Retail Ruins PDF Author: Jacob C. Miller
Publisher: Policy Press
ISBN: 152922554X
Category : Social Science
Languages : en
Pages : 150

Book Description
In the context of widespread precarity and ongoing crises, it is no surprise ruins have captured much attention in recent years. This book is about a new kind of space, one that is deeply troubling for consumer society: the retail ruin. Jacob C. Miller bridges human geography, archaeology and critical urban studies to offer a starting point for conceptualizing retail ruins. Drawing on fieldnotes and photographs, Miller crafts a hauntological approach informed by the theories of Walter Benjamin and Jacques Derrida to more recent thinking on assemblage, spectacle and the politics of urban space.

The New Urban Condition

The New Urban Condition PDF Author: Leandro Medrano
Publisher: Routledge
ISBN: 1000363856
Category : Architecture
Languages : en
Pages : 369

Book Description
This book explores new architectural and design perspectives on the contemporary urban condition. While architects and urban designers have long maintained that their actions, drawings, and buildings are “post-critical,” this book seeks to expand the critical dimension of architecture and urbanism. In a series of historical and theoretical studies, this book examines how the materialities, forms, and practices of architecture and urban design can act as a critique towards the new urban condition. It proposes not only new concepts and theories but also instruments of analysis and reflection to better understand the current counter-hegemonic tendencies in both disciplinary strategies and appropriation tactics. The diversely international selection of chapters, from Brazil, Portugal, Spain, Sweden, the United States, and the Netherlands, combine different theoretical and empirical perspectives into a new analysis of the city and architecture. Demonstrating the need for new critical urban and architectural thinking that engages with the challenges and processes of the contemporary urban condition, this volume will be a thought-provoking read for academics and students in architecture, urban design, geography, political science, and more.
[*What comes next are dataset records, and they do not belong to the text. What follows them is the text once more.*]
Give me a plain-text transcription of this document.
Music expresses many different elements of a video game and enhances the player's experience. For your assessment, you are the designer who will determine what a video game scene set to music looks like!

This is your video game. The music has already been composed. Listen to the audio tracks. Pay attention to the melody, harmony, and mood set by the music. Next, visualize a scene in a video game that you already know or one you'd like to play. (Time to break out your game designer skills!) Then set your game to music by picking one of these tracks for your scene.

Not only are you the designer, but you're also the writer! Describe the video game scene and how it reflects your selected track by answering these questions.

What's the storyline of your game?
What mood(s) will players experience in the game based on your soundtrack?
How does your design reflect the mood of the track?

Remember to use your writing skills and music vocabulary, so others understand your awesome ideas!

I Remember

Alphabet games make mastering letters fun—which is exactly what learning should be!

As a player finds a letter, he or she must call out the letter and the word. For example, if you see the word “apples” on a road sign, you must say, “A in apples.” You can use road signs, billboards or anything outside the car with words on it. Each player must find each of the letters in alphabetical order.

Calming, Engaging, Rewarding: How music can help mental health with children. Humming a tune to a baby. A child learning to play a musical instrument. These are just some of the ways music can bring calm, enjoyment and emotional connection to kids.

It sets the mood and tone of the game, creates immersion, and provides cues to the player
Living with Precariousness

Living with Precariousness PDF Author: Christina Lee
Publisher: Bloomsbury Publishing
ISBN: 0755639308
Category : Political Science
Languages : en
Pages : 305

Book Description
Precariousness has become a defining experience in contemporary society, as an inescapable condition and state of being. Living with Precariousness presents a spectrum of timely case studies that explore precarious existences – at individual, collective and structural levels, and as manifested through space and the body. These range from the plight of asylum seekers, to the tiny house movement as a response to affordable housing crises; from the global impacts of climate change, to the daily challenges of living with a chronic illness. This multidisciplinary book illustrates the pervasiveness of precarity, but furthermore shows how those entanglements with other agents, human or otherwise, that put us at risk are also the connections that make living with (and through) precariousness endurable.